Cutaneous IgA deposits in bullous diseases function as ligands to mediate adherence of activated neutrophils.

Linear IgA bullous dermatosis and dermatitis herpetiformis are inflammatory subepidermal blistering diseases characterized by IgA deposits at the cutaneous epithelial basement membrane and in dermal papillae, respectively. Inflammation in both disorders localizes to sites of IgA deposition and is characterized by a predominance of neutrophils. From these observations we postulate that IgA deposits in both diseases may contribute to the recruitment and/or localization of neutrophils. In this study we examined the ability of in vitro and in vivo bound IgA anti-basement membrane autoantibodies from patients with linear IgA bullous dermatosis and in vivo bound IgA deposits in dermal papillae from patients with dermatitis herpetiformis to mediate adherence of neutrophils stimulated by granulocyte macrophage colony-stimulating factor.

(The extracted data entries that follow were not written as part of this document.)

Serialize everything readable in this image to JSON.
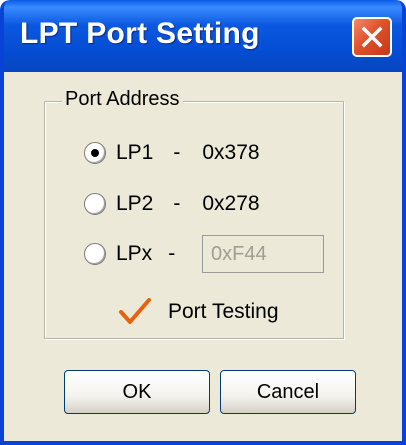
{
  "window": {
    "title": "LPT Port Setting"
  },
  "port_address": {
    "legend": "Port Address",
    "options": [
      {
        "label": "LP1",
        "dash": "-",
        "address": "0x378",
        "checked": true
      },
      {
        "label": "LP2",
        "dash": "-",
        "address": "0x278",
        "checked": false
      },
      {
        "label": "LPx",
        "dash": "-",
        "address_value": "0xF44",
        "checked": false
      }
    ]
  },
  "port_testing": {
    "label": "Port Testing",
    "checked": true
  },
  "buttons": {
    "ok": "OK",
    "cancel": "Cancel"
  },
  "icons": {
    "close": "close-icon",
    "check": "check-icon"
  },
  "colors": {
    "titlebar": "#0b58e0",
    "close_button": "#e0512b",
    "dialog_bg": "#ece9d8",
    "check": "#e8620e"
  }
}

The study showed that stimulated neutrophils adhered to basement membranes and dermal papillae containing IgA deposits. Adherence was IgA anti-basement membrane antibody concentration dependent and correlated with the immunofluorescence staining intensity of IgA deposits in dermal papillae. Adherence to IgA deposits but not IgG deposits could be inhibited by purified exogenous secretory IgA but not IgG and adherence to IgG deposits could be inhibited by purified exogenous IgG but not secretory IgA. These results provide direct experimental evidence that cutaneous IgA deposits in linear IgA bullous dermatosis and dermatitis herpetiformis can function as ligands for neutrophil adherence and have a role in the localization of inflammation in these disorders.